In a letter to employees, Snapdeal co-founder Kunal Bahl said part of the Snapdeal 2.0 strategy included “a laser focus on being a champion for all sellers in India, enabling anyone to set up a store online in a few minutes and focusing on providing a large selection of products at great prices to consumers.”
But there’s no way around it—a stripped down Snapdeal is in for a challenge. According to projections from Bank of America Merrill Lynch, Snapdeal’s share of retail ecommerce sales in India is expected to dwindle from 11% this year to 9% in 2019. Given Snapdeal’s plan for the future, that decline is likely to be even more dramatic.

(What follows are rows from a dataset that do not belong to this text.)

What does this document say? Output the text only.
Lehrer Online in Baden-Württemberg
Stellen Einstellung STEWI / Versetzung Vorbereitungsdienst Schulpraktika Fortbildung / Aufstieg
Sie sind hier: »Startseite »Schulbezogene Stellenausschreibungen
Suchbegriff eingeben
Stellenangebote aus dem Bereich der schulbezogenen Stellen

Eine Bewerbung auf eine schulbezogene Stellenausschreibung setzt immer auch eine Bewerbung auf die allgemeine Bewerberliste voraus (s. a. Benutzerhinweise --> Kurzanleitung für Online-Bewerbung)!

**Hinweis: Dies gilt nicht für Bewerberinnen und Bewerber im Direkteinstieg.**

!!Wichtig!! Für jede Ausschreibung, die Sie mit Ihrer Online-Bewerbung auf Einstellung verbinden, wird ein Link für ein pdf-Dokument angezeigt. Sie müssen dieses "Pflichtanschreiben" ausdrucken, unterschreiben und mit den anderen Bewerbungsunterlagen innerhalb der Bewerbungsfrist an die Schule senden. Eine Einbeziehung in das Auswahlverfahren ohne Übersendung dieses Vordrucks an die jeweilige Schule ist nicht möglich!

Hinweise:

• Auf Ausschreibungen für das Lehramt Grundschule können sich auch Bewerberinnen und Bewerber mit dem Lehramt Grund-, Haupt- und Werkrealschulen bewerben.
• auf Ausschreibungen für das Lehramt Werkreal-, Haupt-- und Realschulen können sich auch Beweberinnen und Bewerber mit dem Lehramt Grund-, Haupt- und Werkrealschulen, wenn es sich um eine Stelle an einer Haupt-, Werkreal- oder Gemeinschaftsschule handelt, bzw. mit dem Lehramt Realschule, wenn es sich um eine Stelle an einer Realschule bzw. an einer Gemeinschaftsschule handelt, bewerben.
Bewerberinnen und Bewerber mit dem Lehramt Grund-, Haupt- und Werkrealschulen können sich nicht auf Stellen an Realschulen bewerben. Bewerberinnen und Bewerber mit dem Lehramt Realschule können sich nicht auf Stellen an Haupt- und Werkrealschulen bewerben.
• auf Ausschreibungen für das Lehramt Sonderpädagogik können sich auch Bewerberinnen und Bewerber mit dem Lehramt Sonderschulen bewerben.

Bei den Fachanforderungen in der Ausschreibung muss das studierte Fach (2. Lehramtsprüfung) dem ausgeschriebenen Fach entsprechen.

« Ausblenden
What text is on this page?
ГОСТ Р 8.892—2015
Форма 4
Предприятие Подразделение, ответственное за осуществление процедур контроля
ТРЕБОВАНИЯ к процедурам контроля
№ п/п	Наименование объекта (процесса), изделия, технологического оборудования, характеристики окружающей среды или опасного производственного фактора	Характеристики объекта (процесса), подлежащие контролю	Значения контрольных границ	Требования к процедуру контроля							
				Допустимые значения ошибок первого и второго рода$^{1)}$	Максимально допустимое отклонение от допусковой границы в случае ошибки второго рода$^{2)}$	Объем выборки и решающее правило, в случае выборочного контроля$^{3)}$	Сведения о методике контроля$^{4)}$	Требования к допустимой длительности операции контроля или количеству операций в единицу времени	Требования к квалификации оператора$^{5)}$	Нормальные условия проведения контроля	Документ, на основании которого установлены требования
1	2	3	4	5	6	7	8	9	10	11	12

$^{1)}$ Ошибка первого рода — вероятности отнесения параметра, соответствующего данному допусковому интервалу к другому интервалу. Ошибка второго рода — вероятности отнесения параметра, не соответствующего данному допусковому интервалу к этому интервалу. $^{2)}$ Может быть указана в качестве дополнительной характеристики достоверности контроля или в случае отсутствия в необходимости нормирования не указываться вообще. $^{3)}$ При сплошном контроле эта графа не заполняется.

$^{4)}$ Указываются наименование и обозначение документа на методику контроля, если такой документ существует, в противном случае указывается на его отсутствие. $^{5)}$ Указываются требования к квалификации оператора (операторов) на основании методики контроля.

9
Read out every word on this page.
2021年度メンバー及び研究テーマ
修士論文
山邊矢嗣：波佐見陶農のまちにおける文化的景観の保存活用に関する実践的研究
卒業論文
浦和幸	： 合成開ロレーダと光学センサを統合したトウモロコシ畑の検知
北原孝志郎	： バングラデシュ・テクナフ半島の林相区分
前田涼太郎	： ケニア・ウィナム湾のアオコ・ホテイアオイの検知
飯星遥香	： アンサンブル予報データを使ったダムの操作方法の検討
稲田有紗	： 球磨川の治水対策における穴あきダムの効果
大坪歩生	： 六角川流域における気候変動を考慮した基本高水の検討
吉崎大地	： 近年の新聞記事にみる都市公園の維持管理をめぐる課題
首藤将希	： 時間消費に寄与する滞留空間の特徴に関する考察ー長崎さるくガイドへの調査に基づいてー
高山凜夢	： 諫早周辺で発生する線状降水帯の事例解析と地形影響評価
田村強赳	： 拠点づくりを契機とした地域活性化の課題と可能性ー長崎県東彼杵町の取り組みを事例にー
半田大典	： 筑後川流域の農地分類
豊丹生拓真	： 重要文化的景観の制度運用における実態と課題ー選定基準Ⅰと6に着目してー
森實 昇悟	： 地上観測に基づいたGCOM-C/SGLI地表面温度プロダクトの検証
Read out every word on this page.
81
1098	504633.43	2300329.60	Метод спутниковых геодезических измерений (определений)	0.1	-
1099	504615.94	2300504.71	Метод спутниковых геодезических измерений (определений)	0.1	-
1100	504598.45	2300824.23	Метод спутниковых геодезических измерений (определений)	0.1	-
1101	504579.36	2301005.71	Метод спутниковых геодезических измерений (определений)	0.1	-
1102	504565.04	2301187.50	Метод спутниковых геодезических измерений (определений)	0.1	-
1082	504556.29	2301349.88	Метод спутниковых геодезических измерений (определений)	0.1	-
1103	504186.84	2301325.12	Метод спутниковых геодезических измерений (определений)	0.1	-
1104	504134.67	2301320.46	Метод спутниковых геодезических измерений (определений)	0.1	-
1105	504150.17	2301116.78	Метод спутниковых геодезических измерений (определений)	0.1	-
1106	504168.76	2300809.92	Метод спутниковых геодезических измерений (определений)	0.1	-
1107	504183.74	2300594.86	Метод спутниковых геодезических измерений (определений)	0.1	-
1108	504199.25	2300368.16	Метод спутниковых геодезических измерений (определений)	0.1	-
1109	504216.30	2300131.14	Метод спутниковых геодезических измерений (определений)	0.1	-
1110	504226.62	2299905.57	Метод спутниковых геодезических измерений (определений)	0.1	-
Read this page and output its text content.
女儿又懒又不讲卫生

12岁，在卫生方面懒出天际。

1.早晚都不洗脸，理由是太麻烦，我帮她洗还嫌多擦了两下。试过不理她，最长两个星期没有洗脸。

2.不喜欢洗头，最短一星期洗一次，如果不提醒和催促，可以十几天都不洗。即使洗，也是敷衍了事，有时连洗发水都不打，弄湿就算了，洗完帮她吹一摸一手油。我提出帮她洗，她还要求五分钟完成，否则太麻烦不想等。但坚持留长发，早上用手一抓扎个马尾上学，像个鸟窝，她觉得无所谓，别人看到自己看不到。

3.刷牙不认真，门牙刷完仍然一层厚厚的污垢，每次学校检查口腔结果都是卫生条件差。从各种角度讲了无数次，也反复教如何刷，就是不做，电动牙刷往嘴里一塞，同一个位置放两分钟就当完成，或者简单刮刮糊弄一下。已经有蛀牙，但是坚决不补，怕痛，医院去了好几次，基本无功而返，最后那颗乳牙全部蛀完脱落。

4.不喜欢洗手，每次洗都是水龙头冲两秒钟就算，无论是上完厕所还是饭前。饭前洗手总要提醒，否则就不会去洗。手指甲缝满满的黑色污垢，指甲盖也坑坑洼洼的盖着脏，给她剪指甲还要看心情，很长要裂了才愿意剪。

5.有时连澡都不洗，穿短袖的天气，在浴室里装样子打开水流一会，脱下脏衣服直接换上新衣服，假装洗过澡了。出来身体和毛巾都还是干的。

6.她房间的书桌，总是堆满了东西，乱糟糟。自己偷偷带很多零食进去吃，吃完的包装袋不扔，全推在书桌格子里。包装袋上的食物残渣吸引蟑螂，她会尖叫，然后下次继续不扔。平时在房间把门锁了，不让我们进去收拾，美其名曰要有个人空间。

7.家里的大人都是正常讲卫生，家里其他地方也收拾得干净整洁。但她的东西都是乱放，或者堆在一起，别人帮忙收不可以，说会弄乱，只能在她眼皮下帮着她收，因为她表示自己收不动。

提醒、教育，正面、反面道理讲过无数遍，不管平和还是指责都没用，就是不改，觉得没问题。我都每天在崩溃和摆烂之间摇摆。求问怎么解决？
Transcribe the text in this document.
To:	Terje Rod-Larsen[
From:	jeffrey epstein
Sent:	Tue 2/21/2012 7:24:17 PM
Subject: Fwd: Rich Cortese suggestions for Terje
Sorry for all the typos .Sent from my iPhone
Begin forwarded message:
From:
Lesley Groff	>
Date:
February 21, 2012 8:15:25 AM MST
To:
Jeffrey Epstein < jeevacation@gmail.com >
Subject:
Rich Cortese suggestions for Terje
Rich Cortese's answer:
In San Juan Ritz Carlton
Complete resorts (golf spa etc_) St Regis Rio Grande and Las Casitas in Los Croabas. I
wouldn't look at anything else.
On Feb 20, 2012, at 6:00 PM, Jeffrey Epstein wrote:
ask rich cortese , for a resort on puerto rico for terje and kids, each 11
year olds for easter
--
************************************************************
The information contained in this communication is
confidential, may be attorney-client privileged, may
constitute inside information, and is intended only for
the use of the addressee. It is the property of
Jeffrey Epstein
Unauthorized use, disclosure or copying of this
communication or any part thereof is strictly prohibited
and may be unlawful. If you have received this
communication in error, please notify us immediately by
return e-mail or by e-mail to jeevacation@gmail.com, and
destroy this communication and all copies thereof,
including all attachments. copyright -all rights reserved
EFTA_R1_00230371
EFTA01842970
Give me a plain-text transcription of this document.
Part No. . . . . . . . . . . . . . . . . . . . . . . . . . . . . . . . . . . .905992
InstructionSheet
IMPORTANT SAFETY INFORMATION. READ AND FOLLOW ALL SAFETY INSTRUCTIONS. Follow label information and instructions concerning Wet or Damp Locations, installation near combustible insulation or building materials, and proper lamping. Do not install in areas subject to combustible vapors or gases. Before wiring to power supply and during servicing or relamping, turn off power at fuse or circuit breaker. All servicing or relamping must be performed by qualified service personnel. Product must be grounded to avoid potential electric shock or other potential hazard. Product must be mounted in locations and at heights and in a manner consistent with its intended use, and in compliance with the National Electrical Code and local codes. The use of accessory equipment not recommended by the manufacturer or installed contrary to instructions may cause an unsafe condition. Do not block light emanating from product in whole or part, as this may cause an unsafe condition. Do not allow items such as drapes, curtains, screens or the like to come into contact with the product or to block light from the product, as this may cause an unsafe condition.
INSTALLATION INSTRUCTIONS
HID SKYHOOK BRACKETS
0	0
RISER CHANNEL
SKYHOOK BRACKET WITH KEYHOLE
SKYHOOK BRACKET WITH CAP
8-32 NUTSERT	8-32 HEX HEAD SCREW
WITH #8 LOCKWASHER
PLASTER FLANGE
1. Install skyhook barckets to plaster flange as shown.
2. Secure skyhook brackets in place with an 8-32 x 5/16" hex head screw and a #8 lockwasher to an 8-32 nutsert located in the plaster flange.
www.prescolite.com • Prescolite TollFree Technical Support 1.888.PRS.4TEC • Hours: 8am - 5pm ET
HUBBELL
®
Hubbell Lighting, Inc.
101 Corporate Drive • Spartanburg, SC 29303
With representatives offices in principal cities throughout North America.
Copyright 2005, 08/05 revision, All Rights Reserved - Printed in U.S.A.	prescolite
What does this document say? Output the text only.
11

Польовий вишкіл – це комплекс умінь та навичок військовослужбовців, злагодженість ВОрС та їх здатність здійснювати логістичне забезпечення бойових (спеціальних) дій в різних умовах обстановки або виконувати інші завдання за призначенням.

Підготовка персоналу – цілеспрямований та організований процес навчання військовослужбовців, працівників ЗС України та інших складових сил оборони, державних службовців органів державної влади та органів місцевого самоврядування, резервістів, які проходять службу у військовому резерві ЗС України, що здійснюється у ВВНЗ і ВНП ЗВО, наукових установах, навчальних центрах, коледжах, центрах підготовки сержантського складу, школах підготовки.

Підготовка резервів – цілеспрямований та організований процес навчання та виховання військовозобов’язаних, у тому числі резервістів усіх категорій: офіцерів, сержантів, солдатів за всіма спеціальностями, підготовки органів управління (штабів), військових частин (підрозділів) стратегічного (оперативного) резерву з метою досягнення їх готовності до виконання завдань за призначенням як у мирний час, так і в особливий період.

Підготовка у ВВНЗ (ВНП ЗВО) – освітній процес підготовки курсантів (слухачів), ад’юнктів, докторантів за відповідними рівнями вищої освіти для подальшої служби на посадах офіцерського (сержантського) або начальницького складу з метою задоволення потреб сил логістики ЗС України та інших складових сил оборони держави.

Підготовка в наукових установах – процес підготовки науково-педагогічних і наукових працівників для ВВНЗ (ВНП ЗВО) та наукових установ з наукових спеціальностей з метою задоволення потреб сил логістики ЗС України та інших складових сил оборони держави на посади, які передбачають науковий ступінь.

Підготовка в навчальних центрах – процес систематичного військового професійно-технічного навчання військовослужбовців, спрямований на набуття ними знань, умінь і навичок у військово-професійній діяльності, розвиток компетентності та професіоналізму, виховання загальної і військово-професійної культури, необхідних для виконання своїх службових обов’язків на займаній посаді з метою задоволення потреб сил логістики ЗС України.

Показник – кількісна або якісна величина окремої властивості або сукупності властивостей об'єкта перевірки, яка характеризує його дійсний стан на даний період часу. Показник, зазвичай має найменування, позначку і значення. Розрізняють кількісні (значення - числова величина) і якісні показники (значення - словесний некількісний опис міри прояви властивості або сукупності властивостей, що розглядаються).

Snapdeal has already shed one of the major assets it held outside of its core ecommerce business, selling its digital payments service FreeCharge to Axis Bank last week in an all-cash deal worth about $60 million. The payments platform claimed about 54 million customers, but did not reveal its number of active users.
Meanwhile, Flipkart is setting its sights on expansion. Following news of the collapse of the Snapdeal sale, local media began reporting rumors that the SoftBank Vision Fund, a tech investment fund founded by SoftBank Group Corp. chairman and CEO Masayoshi Son, was in discussions to pump as much as $2 billion into Flipkart.
(Japan-based telecom Softbank Group Corp., which operates as a separate entity from the Vision Fund, is one of Snapdeal’s largest investors.)
That infusion of new capital could help Flipkart in its efforts to keep battling Amazon, the other major ecommerce player left in India. Customer acquisition in ecommerce is expensive, and neither Flipkart nor Amazon are likely to have established loyalty among a group of consumers willing to head to the retailer offering them the lowest price.
Flipkart has established a pattern of expansion this year, having recently completed its acquisition of eBay’s India unit, eBay.in. Flipkart said eBay.in will operate as an independent unit, but it expected to partner with its new acquisition on matters like cross-border ecommerce.